CORONAVIRUS: EL DÍA A DÍA DE UN TRENQUELAUQUENSE EN CUARENTENA EN LA CIUDAD Y SU TESTIMONIO: “NO TENGO SÍNTOMAS”

Un relato en primera persona. La importancia del equilibrio emocional por sobre las cuestiones mundanas. Cómo se alimenta. Cómo pasa el día. Y la sorprendente historia de cómo una crisis en su vida se convirtió en una verdadera oportunidad

juan pablo alvarez cuarentena

El joven vecino de la ciudad de Trenque Lauquen, Juan Pablo Álvarez, atraviesa hoy su tercer día de aislamiento social voluntario iniciado luego de regresar del aeropuerto de Ezeiza a donde iba a emprender un viaje de vacaciones y no pudo concretarlo cuando se cancelaron todos los vuelos internacionales.

Soltero, de 32 años, había planeado un viaje a Costa Rica para pasar unos días de vacaciones e intentar emprender un proyecto musical. Pero cuando estaba por abordar el vuelo, ese país y Perú (donde hacía escala) cerraron sus fronteras. Ahora permanece en su hogar, sano, sin síntomas, a la espera de cumplir los 14 días de cuarentena. 

“Caí en cuarentena porque estuve expuesto más de 8 horas en el aeropuerto internacional de Ezeiza en contacto con mucha gente de otros países cuando me cancelaron el vuelo apenas unas horas antes de partir”, contó Álvarez. Y describió: “la gran mayoría estaba sin barbijo en el aeropuerto, y muchos se saludaban normal con un beso como si nada pasara. Te diría que el 10% estaba con barbijo, y yo era uno de ellos”.

Con el vuelo cancelado, el joven trenquelauquense regresó a la ciudad y de manera voluntaria se sometió al aislamiento. “Me parece que tenía que activar los protocolos sanitarios por el lugar donde había estado, y vine el mismo día, sin embargo, no vi a nadie toser o estornudar en Ezeiza, aunque evalué la posibilidad de haber estado expuesto al virus”, recordó. Y agregó: “estuve charlando con chicos de China, Eslovaquia, Brasil, Francia, Inglaterra, Estados Unidos, Perú, Colombia, y todos estaban esperando sus vuelos para regresar a sus destinos de origen”.

El joven comentó que al llegar a Trenque Lauquen, “fui al hospital, expliqué mi situación, me tomaron la fiebre y no tenía temperatura. De todas maneras, ellos me dijeron que estuviera 14 días en aislamiento preventivo y me dieron un certificado”.

“Lo tomé con mucha calma, me mentalicé que voy a tener que estar sin salir de casa”, explicó sobre la cuarentena, a tres días de iniciada. “Tengo patio y eso me permite hacer ejercicio y huerta para mantener bien el físico y la mente”, comentó.

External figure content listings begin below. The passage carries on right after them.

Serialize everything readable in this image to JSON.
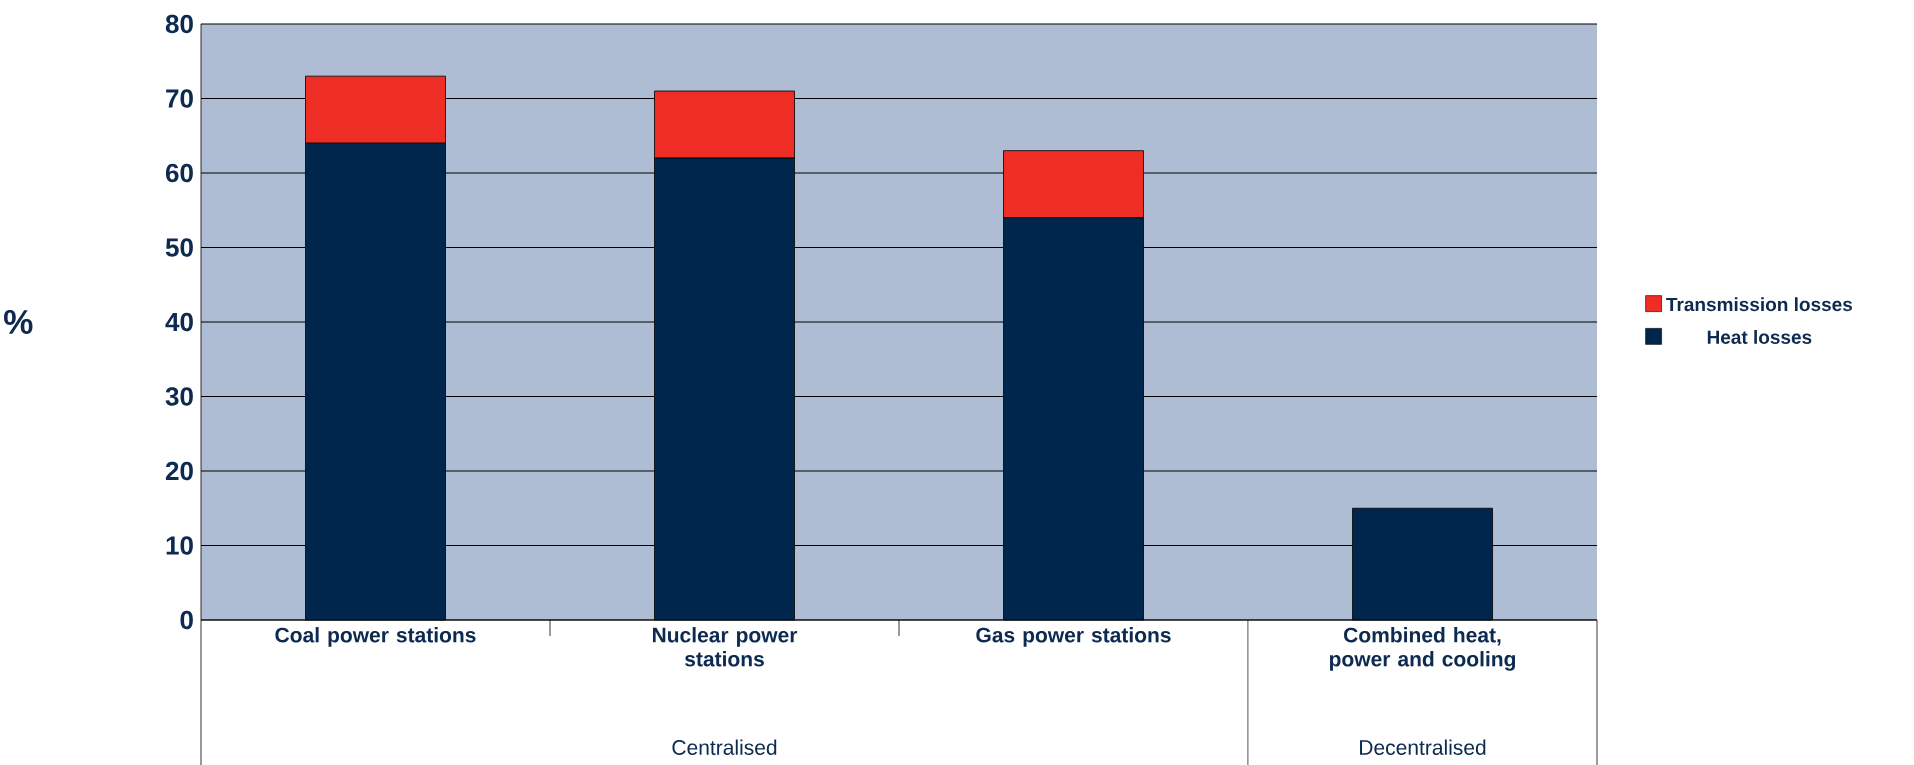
{
  "chart_data": {
    "type": "bar",
    "stacked": true,
    "ylabel": "%",
    "categories": [
      "Coal power stations",
      "Nuclear power stations",
      "Gas power stations",
      "Combined heat, power and cooling"
    ],
    "series": [
      {
        "name": "Heat losses",
        "color": "#00264d",
        "values": [
          64,
          62,
          54,
          15
        ]
      },
      {
        "name": "Transmission losses",
        "color": "#ee2d24",
        "values": [
          9,
          9,
          9,
          null
        ]
      }
    ],
    "ylim": [
      0,
      80
    ],
    "yticks": [
      0,
      10,
      20,
      30,
      40,
      50,
      60,
      70,
      80
    ],
    "grid": "y",
    "legend": "right",
    "annotations": [
      "Centralised",
      "Decentralised"
    ]
  }
}
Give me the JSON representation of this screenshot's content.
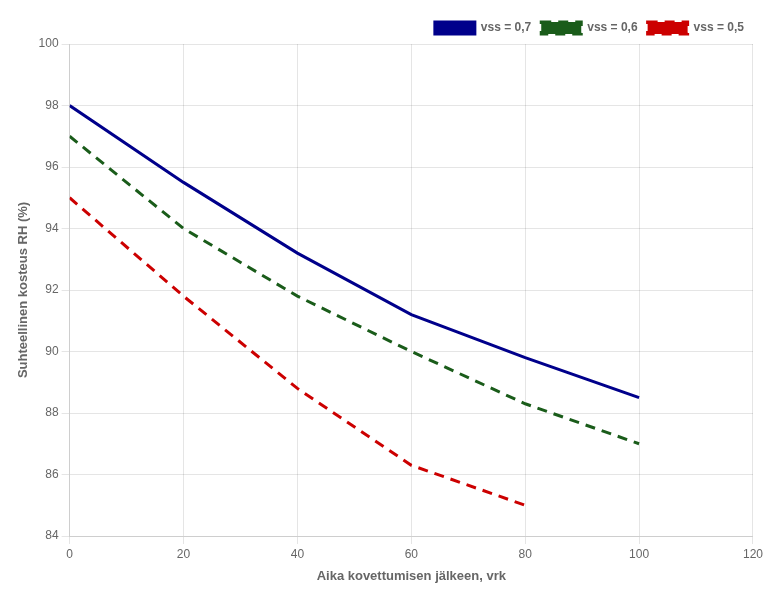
{
  "chart_data": {
    "type": "line",
    "xlabel": "Aika kovettumisen jälkeen, vrk",
    "ylabel": "Suhteellinen kosteus RH (%)",
    "xlim": [
      0,
      120
    ],
    "ylim": [
      84,
      100
    ],
    "xticks": [
      0,
      20,
      40,
      60,
      80,
      100,
      120
    ],
    "yticks": [
      84,
      86,
      88,
      90,
      92,
      94,
      96,
      98,
      100
    ],
    "series": [
      {
        "name": "vss = 0,7",
        "color": "#00008B",
        "line_style": "solid",
        "x": [
          0,
          20,
          40,
          60,
          80,
          100
        ],
        "values": [
          98.0,
          95.5,
          93.2,
          91.2,
          89.8,
          88.5
        ]
      },
      {
        "name": "vss = 0,6",
        "color": "#1A5C1A",
        "line_style": "dashed",
        "x": [
          0,
          20,
          40,
          60,
          80,
          100
        ],
        "values": [
          97.0,
          94.0,
          91.8,
          90.0,
          88.3,
          87.0
        ]
      },
      {
        "name": "vss = 0,5",
        "color": "#CC0000",
        "line_style": "dashed",
        "x": [
          0,
          20,
          40,
          60,
          80
        ],
        "values": [
          95.0,
          91.8,
          88.8,
          86.3,
          85.0
        ]
      }
    ],
    "grid": true,
    "legend": "upper right"
  }
}
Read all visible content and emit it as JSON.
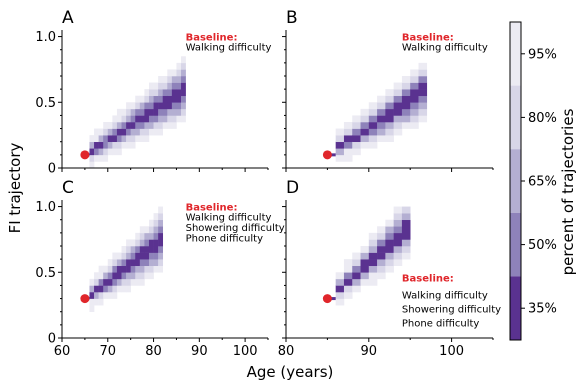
{
  "figure": {
    "ylabel": "FI trajectory",
    "xlabel": "Age (years)",
    "colorbar_label": "percent of trajectories",
    "colorbar_ticks": [
      "95%",
      "80%",
      "65%",
      "50%",
      "35%"
    ],
    "colorbar_colors": [
      "#ecebf3",
      "#d8d6e8",
      "#b4afd2",
      "#8e82ba",
      "#5a3290"
    ],
    "baseline_color": "#e0262b",
    "marker_color": "#e0262b"
  },
  "chart_data": [
    {
      "type": "heatmap",
      "panel": "A",
      "baseline_title": "Baseline:",
      "baseline_lines": [
        "Walking difficulty"
      ],
      "start": {
        "age": 65,
        "fi": 0.1
      },
      "band": {
        "a0": 65,
        "a1": 87,
        "fi_start": 0.1,
        "fi_end": 0.6
      },
      "xlim": [
        60,
        105
      ],
      "ylim": [
        0,
        1.05
      ],
      "xticks": [],
      "yticks": [
        "0",
        "0.5",
        "1.0"
      ]
    },
    {
      "type": "heatmap",
      "panel": "B",
      "baseline_title": "Baseline:",
      "baseline_lines": [
        "Walking difficulty"
      ],
      "start": {
        "age": 85,
        "fi": 0.1
      },
      "band": {
        "a0": 85,
        "a1": 97,
        "fi_start": 0.1,
        "fi_end": 0.6
      },
      "xlim": [
        80,
        105
      ],
      "ylim": [
        0,
        1.05
      ],
      "xticks": [],
      "yticks": []
    },
    {
      "type": "heatmap",
      "panel": "C",
      "baseline_title": "Baseline:",
      "baseline_lines": [
        "Walking difficulty",
        "Showering difficulty",
        "Phone difficulty"
      ],
      "start": {
        "age": 65,
        "fi": 0.3
      },
      "band": {
        "a0": 65,
        "a1": 82,
        "fi_start": 0.3,
        "fi_end": 0.75
      },
      "xlim": [
        60,
        105
      ],
      "ylim": [
        0,
        1.05
      ],
      "xticks": [
        "60",
        "70",
        "80",
        "90",
        "100"
      ],
      "yticks": [
        "0",
        "0.5",
        "1.0"
      ]
    },
    {
      "type": "heatmap",
      "panel": "D",
      "baseline_title": "Baseline:",
      "baseline_lines": [
        "Walking difficulty",
        "Showering difficulty",
        "Phone difficulty"
      ],
      "start": {
        "age": 85,
        "fi": 0.3
      },
      "band": {
        "a0": 85,
        "a1": 95,
        "fi_start": 0.3,
        "fi_end": 0.85
      },
      "xlim": [
        80,
        105
      ],
      "ylim": [
        0,
        1.05
      ],
      "xticks": [
        "80",
        "90",
        "100"
      ],
      "yticks": []
    }
  ]
}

Álvarez relató que “busco alimentarme bien y mi familia y vecinos me ayudaron a abastecerme desde el primer día”. Y contó: “todos los vecinos de mi barrio saben que estoy en asilamiento y me han agradecido por el gesto de activar el protocolo y hacer la cuarentena, aunque de todas maneras vienen a saludarme y a charlar a través de la ventana, a una distancia de 5 a 6 metros, todos los días”.

“El encierro me dio algunas nuevas perspectivas y como soy profesor de música aproveché a gestionar la apertura de una plataforma virtual para poder enseñar a través de internet contenidos musicales con mi emprendimiento de Rebaño Music, así que veo a mis alumnos a través de aplicaciones o redes sociales”, mencionó de manera positiva, aprovechando una crisis en una oportunidad.

En el día a día lo primero que se hace es “higienizar la casa y tomar contacto con los seres queridos por teléfono o whatsApp”. Y lo emocional “lo mantengo equilibrado gracias a la meditación en la Palabra de Dios, no tengo miedo al encierro ni fobia. Le dedico un tiempo a la oración y eso me ayuda mucho porque no hay que desesperarse”.

“Es bueno leer y no ver tanta TV, y menos mirar muchas noticias porque uno se llena de datos de tragedias y eso no es bueno. Toco bastante música y compongo, y le estoy metiendo mucha fuerza a mi proyecto que ahora lo puedo desarrollar por internet de manera excelente”, describió el joven. Y para cerrar agradeció de manera especial a “familia, vecinos, amigos, y al Auditorio Cristiano, que es la congregación a la que pertenezco”.